Twenty years ago, two gay blacks went on a shooting spree that killed 17 people and wounded 10 more in the Washington D.C. area.
The Washington Post runs a long retrospective article about the shooters, but leaves out the part most relevant to today, when the prestige press is obsessed with the white supremacist terrorism menace: Law enforcement racially profiled the suspect as a white man or white men with military background and went on a wild goose chase for a white man in a white van, long ignoring the mounting evidence of black men in a blue sedan.
In contrast to the Washington Post’s article, from the Australian Broadcasting Corporation:
Authorities had started to form a profile of the serial killer they believed they were chasing: A white man in his 20s or 30s with a military background who worked either alone or with an accomplice.

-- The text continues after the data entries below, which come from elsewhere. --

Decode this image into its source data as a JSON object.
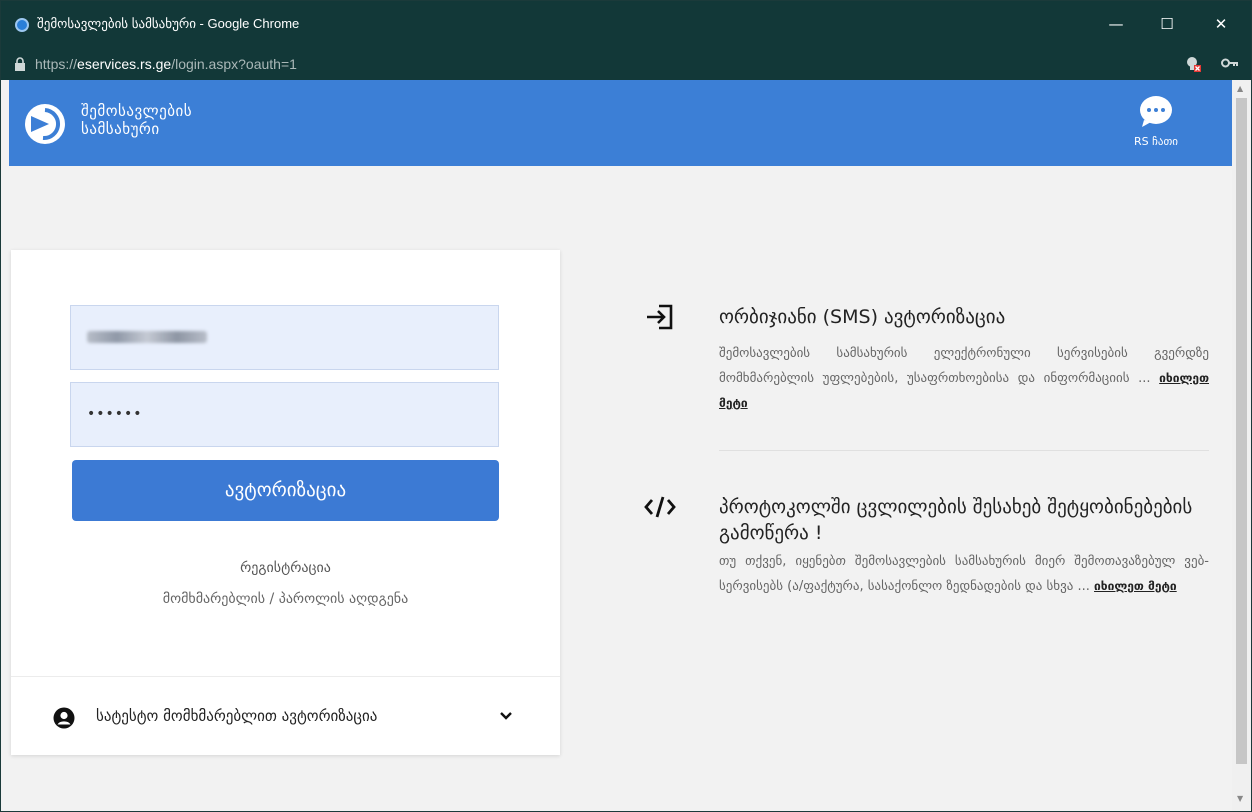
{
  "browser": {
    "title": "შემოსავლების სამსახური - Google Chrome",
    "url_scheme": "https://",
    "url_domain": "eservices.rs.ge",
    "url_path": "/login.aspx?oauth=1",
    "minimize": "—",
    "maximize": "☐",
    "close": "✕"
  },
  "header": {
    "logo_line1": "შემოსავლების",
    "logo_line2": "სამსახური",
    "chat_label": "RS ჩათი",
    "accent": "#3c7fd6"
  },
  "login": {
    "username_value": "",
    "password_value": "••••••",
    "submit_label": "ავტორიზაცია",
    "register_link": "რეგისტრაცია",
    "recover_link": "მომხმარებლის / პაროლის აღდგენა",
    "test_user_label": "სატესტო მომხმარებლით ავტორიზაცია"
  },
  "info": {
    "sms": {
      "icon": "login-arrow-icon",
      "title": "ორბიჯიანი (SMS) ავტორიზაცია",
      "text": "შემოსავლების სამსახურის ელექტრონული სერვისების გვერდზე მომხმარებლის უფლებების, უსაფრთხოებისა და ინფორმაციის ...",
      "more": "იხილეთ მეტი"
    },
    "protocol": {
      "icon": "code-icon",
      "title": "პროტოკოლში ცვლილების შესახებ შეტყობინებების გამოწერა !",
      "text": "თუ თქვენ, იყენებთ შემოსავლების სამსახურის მიერ შემოთავაზებულ ვებ-სერვისებს (ა/ფაქტურა, სასაქონლო ზედნადების და სხვა ...",
      "more": "იხილეთ მეტი"
    }
  }
}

A confused witness at a shooting told police he’d spotted a suspicious white van, leading detectives to ignore the growing chorus of concern about a strange blue sedan so frequently seen lurking at the murder scenes.
Eventually, authorities realised their error.
“We were looking for a white van with white people, and we ended up with a blue car with black people,” Police chief Moose would later admit.
In defense of the lawmen who botched up this case, it did violate Sailer’s Law of Mass Shootings (although technically more of a slow rampage shooting or fast serial killing) with 17 dead and 10 wounded.